How do You Solve a Problem Like Stepford Husband?

Stepford Husband, or SH for short, is not always reliable.  Breadwinner?  Yes.  Devoted husband and father?  Yes. Weekend Napper?  Yes.  Reliable?  Not so much.

Don’t send the guy outside looking for a handful of parsley is all I’m saying.

Middle son is a very different creature to SH.  So different in fact, that because of him and his….experimental nature…I have recently had to op-shop some cutlery, and go to Bunnings for some Marine Putty to mend a hole blown up in the bath.  Yes.  Blown. Up.  It was only a small hole – about the size of a small egg.  The people at Bunnings were a little surprised too.

Anyhoo, not being one to throw anything away – I discovered this on craft blog and went looking for the tutorial here.

It was very soothing bashing away at my bent spoons, as thoughts of my husband and son can-canned across my brain and LOOK!  Now SH has no excuse for walking in with a handful of grass, when I sent him out for parsley!

 This was my first go and I was a little cranky at the time over-enthusiastic with the bashing.  I got better. (Name that movie, and I’ll send you the spoon/herb marker of your choice! No promises though that it will be any better than this one!)

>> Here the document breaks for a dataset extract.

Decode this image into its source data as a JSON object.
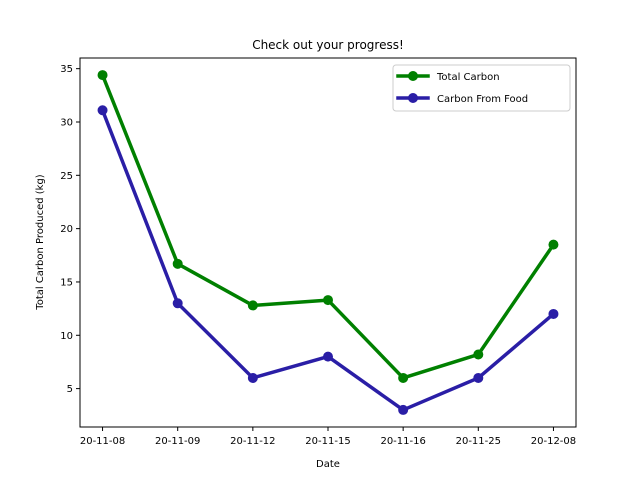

17 thoughts on “How do You Solve a Problem Like Stepford Husband?

    • Gillian, if I could get it out of him, I promise I’d pass it along. In fact he is still vague about the fact that it happened while he was in the house at all! I suspect he was inventing a smoke bomb with a ping pong ball (whole ‘nother story) and perhaps used some spray deodorant to hurry things along and then threw the flaming lot into the bath in a panic. Eventually he may have realised that he still needed to add water to stop impending doom. Result: three inch melted hole!

  1. Subject of next lesson: curly leaf vs Italian.

    Good on ya for getting the stuff to grow! Every time I fancy a bit, it’s either withered up or all gone to seed. Really should venture down there a bit more regular loike! Apparently the stuff is chocka full of vitamins! And if I could get the dog to chew a bit it would apparently fix the fish breath.

    • Let it go to seed, I say Stace – that’s how I end up with so much of it. Once it has naturalised in your yard you may find you have a year round supply!

  2. He blew up the bath! That is momentous. My brother used to destroy various things in his childhood but never achieved a bath demolition! Wow.
    Your spoons are excellent, love the typography. It works so well. And the movie is…nup, don’t know. You will have to tell us someday.

  3. Peasant: She turned me into a newt???
    Sir Bedeveir (I think it was): A newt???
    Peasant: I got better…

    Good idea with the spoons, I have a similar problem with my wifes herb garden, at least my veggies are more recognisable, you just can’t mistake a tomato for a carrot

    • Well done Tony! Would you like a couple of spoons for your wife’s herb garden? Go ask her which ones most need a marker and email me your address! Python rules!

      And as for the carrot/tomato situation – I’m fairly sure Stepford Husband would pull a tomato bush up thinking there might be carrots if they were in the same area! Yep! He’s that bad!